À Canaan, une communauté située à l’entrée nord de Port-au-Prince, vivent plus de 300 000 sinistrés du séisme du 12 janvier 2010. Cette zone déclarée d’utilité publique par arrêté présidentiel en date du 22 mars 2010, loge à elle seule 3% de la population haïtienne dans des conditions infrahumaines. Dans cet ancien lieu de pèlerinage, les services publics n’existent pas. Presque pas d’école primaire voire secondaire, pas de centre de santé, pas d’espace de loisirs etc. Somme toute, la vie à Canaan semble invivable.

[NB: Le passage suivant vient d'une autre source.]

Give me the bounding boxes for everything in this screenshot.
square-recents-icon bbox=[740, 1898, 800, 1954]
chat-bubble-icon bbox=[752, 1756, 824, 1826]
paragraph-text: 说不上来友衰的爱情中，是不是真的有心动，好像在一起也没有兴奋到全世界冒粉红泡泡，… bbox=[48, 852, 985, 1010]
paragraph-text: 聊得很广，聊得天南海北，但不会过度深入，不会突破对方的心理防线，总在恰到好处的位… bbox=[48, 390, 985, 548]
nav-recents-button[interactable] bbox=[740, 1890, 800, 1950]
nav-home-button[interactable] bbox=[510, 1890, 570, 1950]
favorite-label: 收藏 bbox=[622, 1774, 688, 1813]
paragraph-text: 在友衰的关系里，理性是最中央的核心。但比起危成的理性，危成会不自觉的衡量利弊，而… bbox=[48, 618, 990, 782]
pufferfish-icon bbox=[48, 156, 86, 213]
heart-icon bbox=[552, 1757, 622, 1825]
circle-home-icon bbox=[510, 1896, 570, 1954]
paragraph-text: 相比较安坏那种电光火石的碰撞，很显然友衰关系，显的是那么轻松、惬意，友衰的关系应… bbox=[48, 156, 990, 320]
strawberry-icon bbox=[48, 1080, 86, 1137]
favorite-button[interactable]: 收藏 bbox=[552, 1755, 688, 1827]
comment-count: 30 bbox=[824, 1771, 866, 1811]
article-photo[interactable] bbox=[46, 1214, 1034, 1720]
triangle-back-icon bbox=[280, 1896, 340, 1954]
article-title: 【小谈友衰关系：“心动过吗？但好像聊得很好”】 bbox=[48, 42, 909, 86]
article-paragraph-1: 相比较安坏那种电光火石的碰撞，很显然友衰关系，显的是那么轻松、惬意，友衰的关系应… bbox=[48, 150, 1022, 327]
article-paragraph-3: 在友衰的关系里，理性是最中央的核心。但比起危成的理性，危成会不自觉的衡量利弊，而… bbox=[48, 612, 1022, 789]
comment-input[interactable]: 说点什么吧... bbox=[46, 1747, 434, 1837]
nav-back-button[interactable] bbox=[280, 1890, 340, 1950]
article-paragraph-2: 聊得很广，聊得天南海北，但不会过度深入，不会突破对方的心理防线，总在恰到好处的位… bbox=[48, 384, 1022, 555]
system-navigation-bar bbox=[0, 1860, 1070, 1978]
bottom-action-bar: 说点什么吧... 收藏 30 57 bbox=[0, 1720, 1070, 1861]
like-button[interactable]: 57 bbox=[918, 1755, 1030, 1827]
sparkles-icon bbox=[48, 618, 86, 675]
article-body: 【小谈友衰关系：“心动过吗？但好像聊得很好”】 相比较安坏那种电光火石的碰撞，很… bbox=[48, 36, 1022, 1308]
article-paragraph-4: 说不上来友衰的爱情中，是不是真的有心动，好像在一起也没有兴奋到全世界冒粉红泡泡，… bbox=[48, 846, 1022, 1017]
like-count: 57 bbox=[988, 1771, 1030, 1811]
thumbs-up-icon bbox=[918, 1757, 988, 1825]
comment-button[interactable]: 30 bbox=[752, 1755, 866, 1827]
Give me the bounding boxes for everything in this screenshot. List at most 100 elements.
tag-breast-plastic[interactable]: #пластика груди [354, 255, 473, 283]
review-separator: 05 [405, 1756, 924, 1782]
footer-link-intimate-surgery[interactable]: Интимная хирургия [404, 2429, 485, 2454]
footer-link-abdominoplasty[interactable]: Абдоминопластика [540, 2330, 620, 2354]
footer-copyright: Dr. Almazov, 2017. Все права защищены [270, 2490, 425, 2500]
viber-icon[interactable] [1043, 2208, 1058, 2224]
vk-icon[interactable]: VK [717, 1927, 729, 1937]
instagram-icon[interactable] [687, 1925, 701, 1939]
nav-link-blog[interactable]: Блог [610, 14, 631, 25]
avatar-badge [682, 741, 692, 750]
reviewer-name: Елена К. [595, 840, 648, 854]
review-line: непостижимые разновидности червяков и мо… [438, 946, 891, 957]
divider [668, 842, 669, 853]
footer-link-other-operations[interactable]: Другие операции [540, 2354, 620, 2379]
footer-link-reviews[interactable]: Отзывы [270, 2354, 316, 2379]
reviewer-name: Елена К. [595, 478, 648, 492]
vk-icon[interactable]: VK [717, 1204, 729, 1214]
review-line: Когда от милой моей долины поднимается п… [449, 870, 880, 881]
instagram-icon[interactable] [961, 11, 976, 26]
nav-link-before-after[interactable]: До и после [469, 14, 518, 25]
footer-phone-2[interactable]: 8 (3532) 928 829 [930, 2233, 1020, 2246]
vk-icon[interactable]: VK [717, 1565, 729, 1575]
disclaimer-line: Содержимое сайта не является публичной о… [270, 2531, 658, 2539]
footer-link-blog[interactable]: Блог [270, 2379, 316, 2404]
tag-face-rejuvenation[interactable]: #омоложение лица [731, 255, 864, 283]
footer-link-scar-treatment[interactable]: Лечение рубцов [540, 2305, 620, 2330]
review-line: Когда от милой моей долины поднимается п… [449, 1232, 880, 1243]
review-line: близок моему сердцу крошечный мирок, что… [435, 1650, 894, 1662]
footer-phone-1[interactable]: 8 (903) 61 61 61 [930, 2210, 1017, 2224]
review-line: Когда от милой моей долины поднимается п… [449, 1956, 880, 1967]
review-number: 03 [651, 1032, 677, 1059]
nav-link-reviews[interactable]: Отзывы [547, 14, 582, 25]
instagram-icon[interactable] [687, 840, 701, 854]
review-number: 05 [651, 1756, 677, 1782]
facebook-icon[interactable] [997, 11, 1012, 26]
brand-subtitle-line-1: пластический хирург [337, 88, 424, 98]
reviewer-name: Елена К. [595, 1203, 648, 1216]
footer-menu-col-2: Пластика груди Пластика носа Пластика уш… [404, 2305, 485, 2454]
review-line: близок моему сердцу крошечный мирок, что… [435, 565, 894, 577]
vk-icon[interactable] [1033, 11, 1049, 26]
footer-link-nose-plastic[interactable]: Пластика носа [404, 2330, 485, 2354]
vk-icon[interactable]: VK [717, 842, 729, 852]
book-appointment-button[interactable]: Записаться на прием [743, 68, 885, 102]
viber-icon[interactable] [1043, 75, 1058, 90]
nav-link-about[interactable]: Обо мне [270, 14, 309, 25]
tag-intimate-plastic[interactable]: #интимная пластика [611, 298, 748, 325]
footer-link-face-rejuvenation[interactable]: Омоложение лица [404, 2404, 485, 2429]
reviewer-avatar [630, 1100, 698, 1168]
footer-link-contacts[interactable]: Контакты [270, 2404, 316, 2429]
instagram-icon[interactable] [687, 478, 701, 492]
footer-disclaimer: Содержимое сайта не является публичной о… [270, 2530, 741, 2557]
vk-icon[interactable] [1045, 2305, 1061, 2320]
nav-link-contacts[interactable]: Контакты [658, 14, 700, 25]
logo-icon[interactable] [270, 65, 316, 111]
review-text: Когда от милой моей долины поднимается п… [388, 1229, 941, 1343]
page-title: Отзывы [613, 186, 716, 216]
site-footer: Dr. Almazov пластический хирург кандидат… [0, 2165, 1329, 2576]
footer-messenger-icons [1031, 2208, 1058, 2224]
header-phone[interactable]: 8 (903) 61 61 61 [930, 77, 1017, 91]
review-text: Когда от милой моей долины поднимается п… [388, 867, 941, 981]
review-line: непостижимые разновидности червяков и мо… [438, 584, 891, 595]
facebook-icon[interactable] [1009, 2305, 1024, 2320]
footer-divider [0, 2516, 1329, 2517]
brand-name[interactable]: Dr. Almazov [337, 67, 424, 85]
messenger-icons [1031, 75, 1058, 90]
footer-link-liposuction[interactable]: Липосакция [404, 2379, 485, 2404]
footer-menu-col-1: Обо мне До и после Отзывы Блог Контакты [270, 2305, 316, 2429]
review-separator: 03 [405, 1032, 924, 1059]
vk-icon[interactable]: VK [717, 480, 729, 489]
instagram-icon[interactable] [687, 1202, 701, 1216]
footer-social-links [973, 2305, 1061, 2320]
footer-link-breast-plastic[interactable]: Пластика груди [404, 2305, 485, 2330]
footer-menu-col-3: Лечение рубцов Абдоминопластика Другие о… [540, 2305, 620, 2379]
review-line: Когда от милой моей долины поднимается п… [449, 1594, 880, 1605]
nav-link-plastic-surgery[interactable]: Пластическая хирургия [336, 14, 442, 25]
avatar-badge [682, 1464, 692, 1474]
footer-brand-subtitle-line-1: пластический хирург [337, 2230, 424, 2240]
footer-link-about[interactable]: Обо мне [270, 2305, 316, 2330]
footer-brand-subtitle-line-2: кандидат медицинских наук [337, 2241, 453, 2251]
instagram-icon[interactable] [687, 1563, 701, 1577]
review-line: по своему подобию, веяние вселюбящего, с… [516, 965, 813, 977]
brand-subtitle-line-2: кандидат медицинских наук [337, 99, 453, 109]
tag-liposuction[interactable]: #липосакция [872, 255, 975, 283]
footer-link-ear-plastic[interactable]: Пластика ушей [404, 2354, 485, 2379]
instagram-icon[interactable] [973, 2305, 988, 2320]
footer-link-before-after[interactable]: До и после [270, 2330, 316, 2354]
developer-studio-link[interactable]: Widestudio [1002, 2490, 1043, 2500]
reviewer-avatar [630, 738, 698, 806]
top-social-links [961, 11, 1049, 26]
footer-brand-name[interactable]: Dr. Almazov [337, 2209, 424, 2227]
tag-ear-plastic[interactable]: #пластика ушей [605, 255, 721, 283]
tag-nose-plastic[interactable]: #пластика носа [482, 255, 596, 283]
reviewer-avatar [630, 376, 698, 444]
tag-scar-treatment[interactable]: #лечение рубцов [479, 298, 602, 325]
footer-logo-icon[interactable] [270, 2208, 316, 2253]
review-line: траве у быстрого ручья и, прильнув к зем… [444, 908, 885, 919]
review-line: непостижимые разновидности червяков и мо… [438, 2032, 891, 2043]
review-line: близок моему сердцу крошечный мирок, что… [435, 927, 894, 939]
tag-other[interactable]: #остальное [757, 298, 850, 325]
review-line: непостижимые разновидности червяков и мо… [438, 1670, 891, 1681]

Josaphat, un adolescent de 10 ans, habitant la localité, ne cache pas sa frustration face à l’Etat qu’il dit irresponsable : « Cela fait plus de 5 ans depuis que nous sommes à Canaan. Aucun gouvernement ne vienne nous voir. Je ne peux pas aller à l’école parce que mes tuteurs n’ont pas de quoi payer mes études scolaires. Depuis la mort de mes parents, je ne vis qu’à la merci des autres. » Dit-il avec amertume. Josaphat n’est pas le seul à vouloir retourner à l’école. Jeannine qui répondait à nos questions a elle aussi cette envie de reprendre ses études qu’elle a dû abandonner après le séisme. « Avant 12 janvier 2010, j’étais en 5ème année fondamentale. J’aimerais bien continuer mais malheureusement… Il y a eu une tentative pour implanter une petite école près de chez-nous ça n’a pas pu marcher vu que nos parents n’ont pas de moyens pour payer le petit frais », se désole-t-elle.
Interrogé sur la question, le maire de la Croix-des-Bouquets ne cache pas ses inquiétudes sur le devenir de cette bidonvilisation. Nos maigres ressources ne nous permettent pas d’avoir un plan d’urbanisation, malheureusement. On ne sait pas ce qu’il pourrait advenir dans 5 ou 10 ans si l’Etat central n’agit pas vite et maintenant. Canaan est divisé en 5 blocs, il y a certain bloc qui sont privés de tout : eau, centre de santé, électricité, établissement scolaire. Qui pis est, la population ne cesse de s’accroître et les conditions de vie se dégénèrent. », Avoue, malgré lui, le premier citoyen de la commune de Croix-des-Bouquets qui devrait assurer la population d’une prise en charge.
Au regard de cette situation, combien de rêves de ces nombreux jeunes en âge d’aller à l’école sont déjà dissipés dans les nuées ? Combien d’adolescents ont déjà vu le train partir sans eux ? Dans cette urbanisation sauvage, ces 300 000 âmes pataugent dans la misère la plus abjecte, une misère qui peut se lire sur les visages de ces oubliés de la société. Sans la moindre assistance de l’Etat, ce site étendu sur plus de 1 000 hectares de terre est l’exemple patent d’un vaste bidonville en gestation.
En juin 2013, l’ancien Premier Ministre Laurent Salvador Lamothe, accompagné de l’ancien Président du Senat Dieuseul Simon Desras, avait effectué une visite dans la zone et avait promis que l’Etat allait prendre en charge les besoins les plus pressants des 58 000 familles qui habitent ce lieu par le biais du Fonds de Reconstruction d’Haïti(FRH), géré par la Banque Mondiale. Jusqu’à notre visite, la réalisation de ces promesses tarde à venir. « Nous avons choisi de venir ici parce que nous n’avons nulle part où aller après le séisme. Nous avons cru qu’une fois installés, l’Etat allait nous prendre en charge. Jusqu’ici rien n’est fait pour améliorer notre condition de vie. Nous espérons quelque chose du gouvernement Martelly-Paul », déclare Jean-Abner, père de 4 enfants, qui n’ont pas encore mis les pieds dans une école.
Il est évident qu’habiter Canaan devient un châtiment pour la population de cette zone qui a eu tort de croire à un lendemain meilleur après le cataclysme du 12 janvier 2010. Habiter cette communauté, c’est accepter malgré soi de vivre dans l’indignation. Pour les adolescents et les jeunes, c’est renier à leurs rêves les plus chers, c’est aussi accepter de ne pas fréquenter une école ou de parcourir des kilomètres pour se faire éduquer. Enfin, habiter cette localité c’est aussi faire face à des risques de catastrophes naturelles car selon une évaluation publiée par l’OCHA en février 2011, il est révélé que ce site présente des risques de glissement de terrain en cas de fortes pluies.